After a preliminary flourish I began to reel off the figures I had committed to memory the previous night. Before I had got very far Mr. Pulitzer cried.

"Stop! Are you reading those figures?"

"No," I replied. "I read them over last night in the Daily Telegraph."

"My God! Are you giving them from memory? Haven't you got a note of them in your hand? Hasn't he? Hasn't he? …" appealing to the table.

Reassured on this point he said, "Well, go on, go on. This interests me."

As soon as I had finished he turned to Craven and said, "Go and get that paper, and find the article."

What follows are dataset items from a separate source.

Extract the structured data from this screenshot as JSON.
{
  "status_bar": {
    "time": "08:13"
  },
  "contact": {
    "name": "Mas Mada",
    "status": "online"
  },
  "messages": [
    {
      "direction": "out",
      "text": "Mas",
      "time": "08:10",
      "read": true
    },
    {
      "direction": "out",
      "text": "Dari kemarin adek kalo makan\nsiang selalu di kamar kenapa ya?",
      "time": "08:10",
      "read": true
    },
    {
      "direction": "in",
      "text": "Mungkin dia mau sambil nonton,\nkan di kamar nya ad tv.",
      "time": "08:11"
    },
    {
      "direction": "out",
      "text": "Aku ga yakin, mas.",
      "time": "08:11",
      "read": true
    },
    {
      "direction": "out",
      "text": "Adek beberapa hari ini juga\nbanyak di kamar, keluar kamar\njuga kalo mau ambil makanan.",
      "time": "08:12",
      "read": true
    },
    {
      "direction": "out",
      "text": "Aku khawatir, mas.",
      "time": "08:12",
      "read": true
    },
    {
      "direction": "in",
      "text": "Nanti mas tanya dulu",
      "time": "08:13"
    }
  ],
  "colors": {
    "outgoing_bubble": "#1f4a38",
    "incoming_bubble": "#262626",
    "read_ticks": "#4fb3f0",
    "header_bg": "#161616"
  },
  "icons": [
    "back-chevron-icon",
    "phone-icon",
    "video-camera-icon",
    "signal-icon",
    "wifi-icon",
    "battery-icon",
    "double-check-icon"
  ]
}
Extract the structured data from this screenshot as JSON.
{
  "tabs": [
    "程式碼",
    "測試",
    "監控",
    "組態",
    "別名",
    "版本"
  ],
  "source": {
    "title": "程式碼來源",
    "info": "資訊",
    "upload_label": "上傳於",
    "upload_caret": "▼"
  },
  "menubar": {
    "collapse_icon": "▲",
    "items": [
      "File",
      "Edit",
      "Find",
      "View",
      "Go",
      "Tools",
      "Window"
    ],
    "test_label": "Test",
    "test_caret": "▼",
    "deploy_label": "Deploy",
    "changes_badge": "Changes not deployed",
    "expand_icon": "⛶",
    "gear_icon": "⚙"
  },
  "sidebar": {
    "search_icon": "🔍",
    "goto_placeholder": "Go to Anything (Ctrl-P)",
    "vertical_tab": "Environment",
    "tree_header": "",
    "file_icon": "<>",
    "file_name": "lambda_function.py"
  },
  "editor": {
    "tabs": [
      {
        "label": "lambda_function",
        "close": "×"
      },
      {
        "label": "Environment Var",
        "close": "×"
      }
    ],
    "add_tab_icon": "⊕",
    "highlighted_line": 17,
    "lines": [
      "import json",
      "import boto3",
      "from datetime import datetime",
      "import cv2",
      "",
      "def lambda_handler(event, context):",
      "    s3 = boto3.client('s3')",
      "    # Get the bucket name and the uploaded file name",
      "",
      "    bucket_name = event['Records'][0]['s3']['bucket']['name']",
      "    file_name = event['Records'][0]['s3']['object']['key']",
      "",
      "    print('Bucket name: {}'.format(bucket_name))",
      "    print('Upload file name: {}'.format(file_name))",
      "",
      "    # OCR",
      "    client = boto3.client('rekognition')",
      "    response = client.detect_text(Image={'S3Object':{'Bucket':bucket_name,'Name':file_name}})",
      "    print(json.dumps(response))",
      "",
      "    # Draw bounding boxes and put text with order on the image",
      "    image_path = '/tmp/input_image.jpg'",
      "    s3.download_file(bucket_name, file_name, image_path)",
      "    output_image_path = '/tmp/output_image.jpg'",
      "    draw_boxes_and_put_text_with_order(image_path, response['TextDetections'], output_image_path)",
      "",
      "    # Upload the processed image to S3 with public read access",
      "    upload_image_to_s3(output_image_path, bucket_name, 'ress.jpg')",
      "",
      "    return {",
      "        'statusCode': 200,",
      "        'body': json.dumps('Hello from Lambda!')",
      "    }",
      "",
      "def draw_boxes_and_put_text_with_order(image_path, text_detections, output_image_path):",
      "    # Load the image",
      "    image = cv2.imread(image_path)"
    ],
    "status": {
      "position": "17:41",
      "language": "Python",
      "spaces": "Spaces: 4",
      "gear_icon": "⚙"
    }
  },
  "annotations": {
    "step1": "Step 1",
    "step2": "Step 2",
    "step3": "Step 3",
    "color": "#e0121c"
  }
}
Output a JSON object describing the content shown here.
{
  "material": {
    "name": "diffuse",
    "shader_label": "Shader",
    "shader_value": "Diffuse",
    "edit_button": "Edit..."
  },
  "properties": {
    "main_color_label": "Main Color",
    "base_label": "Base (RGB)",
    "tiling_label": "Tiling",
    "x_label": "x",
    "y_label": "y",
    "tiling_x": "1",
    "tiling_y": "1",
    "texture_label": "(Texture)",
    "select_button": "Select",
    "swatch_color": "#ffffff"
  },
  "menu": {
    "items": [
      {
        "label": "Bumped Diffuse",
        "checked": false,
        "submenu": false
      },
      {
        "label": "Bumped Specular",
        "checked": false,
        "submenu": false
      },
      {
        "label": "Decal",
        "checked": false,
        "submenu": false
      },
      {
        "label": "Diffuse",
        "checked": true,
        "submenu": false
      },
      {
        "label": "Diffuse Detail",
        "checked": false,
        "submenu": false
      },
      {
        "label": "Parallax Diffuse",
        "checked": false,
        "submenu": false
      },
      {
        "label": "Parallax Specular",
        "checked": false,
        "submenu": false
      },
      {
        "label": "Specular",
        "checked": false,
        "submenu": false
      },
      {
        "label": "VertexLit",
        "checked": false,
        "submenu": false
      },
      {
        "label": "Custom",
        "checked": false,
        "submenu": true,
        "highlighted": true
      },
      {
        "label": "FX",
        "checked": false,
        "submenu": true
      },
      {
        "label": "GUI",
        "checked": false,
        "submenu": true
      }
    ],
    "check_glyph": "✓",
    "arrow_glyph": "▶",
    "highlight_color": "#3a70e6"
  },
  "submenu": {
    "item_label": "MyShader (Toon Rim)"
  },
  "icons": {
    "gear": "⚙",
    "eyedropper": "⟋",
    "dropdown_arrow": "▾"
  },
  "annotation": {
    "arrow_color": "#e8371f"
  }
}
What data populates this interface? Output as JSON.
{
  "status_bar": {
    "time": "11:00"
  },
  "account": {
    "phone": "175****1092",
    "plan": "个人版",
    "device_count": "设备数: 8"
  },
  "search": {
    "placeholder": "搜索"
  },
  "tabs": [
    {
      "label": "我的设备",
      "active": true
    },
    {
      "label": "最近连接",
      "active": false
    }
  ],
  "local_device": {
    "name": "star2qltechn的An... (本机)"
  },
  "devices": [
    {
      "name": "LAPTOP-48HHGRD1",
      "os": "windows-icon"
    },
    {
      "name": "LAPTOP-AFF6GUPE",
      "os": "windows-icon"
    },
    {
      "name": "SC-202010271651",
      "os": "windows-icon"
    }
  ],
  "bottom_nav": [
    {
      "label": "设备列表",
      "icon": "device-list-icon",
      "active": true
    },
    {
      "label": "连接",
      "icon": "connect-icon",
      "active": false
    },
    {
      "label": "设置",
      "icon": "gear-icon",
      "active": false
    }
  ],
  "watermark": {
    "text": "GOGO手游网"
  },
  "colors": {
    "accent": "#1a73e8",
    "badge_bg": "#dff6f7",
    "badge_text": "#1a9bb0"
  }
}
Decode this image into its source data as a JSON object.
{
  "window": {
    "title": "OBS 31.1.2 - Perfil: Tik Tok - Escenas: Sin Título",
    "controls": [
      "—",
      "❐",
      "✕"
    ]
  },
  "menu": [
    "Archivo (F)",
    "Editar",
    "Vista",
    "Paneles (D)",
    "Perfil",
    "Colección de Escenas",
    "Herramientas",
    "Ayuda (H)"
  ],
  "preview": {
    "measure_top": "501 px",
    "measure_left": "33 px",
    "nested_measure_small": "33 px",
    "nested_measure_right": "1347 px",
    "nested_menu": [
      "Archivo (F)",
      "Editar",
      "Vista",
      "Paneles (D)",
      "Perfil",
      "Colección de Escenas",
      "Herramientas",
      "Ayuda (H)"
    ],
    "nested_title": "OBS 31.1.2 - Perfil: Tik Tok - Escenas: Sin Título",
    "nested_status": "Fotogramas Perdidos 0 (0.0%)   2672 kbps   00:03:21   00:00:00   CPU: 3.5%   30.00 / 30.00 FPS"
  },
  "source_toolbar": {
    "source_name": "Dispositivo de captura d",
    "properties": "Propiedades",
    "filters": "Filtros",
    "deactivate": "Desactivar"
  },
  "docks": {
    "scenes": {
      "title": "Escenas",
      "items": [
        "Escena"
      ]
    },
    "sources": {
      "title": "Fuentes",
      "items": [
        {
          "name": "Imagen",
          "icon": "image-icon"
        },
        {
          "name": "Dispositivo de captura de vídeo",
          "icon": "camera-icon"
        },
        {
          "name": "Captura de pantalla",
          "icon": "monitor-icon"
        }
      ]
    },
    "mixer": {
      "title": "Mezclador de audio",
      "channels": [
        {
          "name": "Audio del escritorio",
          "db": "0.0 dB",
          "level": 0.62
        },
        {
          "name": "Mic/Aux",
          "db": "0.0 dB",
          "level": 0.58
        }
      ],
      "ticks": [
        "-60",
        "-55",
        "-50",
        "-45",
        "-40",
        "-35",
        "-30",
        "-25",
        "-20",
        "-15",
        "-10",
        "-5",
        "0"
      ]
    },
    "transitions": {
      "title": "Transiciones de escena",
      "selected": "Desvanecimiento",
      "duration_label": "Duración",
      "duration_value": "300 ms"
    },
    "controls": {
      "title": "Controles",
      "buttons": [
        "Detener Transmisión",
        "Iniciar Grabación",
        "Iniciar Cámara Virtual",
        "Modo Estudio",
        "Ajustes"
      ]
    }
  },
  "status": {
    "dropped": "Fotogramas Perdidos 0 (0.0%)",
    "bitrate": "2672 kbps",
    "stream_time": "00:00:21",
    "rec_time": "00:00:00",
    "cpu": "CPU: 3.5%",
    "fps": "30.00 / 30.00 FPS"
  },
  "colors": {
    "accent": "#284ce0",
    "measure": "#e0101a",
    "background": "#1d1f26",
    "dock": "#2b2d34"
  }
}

When Craven returned with it, he continued, "Now, Mr. Ireland, go over those figures again; and you, Mr. Craven, check them off and see if they're correct. Now, play fair, no tricks!"

I had made two mistakes, which were reported as soon as they were spoken. At the end Mr. Pulitzer said:

"Well, you see, you hadn't got them right, after all. But that's not so bad. With a memory like that you might have known something by now if you'd only had the diligence to read."

My second score was made just at the end of dinner, or rather when dinner had been finished some time and J. P. was lingering at table over his cigar. The question of humor came up, and someone remarked how curious it was that one of the favorite amusements of the American humorist should be to make fun of the Englishman for his lack of humor— "Laugh, and all the world laughs with you, except the Englishman," and so on. The usual defenses were made—Hood, Thackeray, Gilbert, Calverley, etc.—and then Punch was referred to.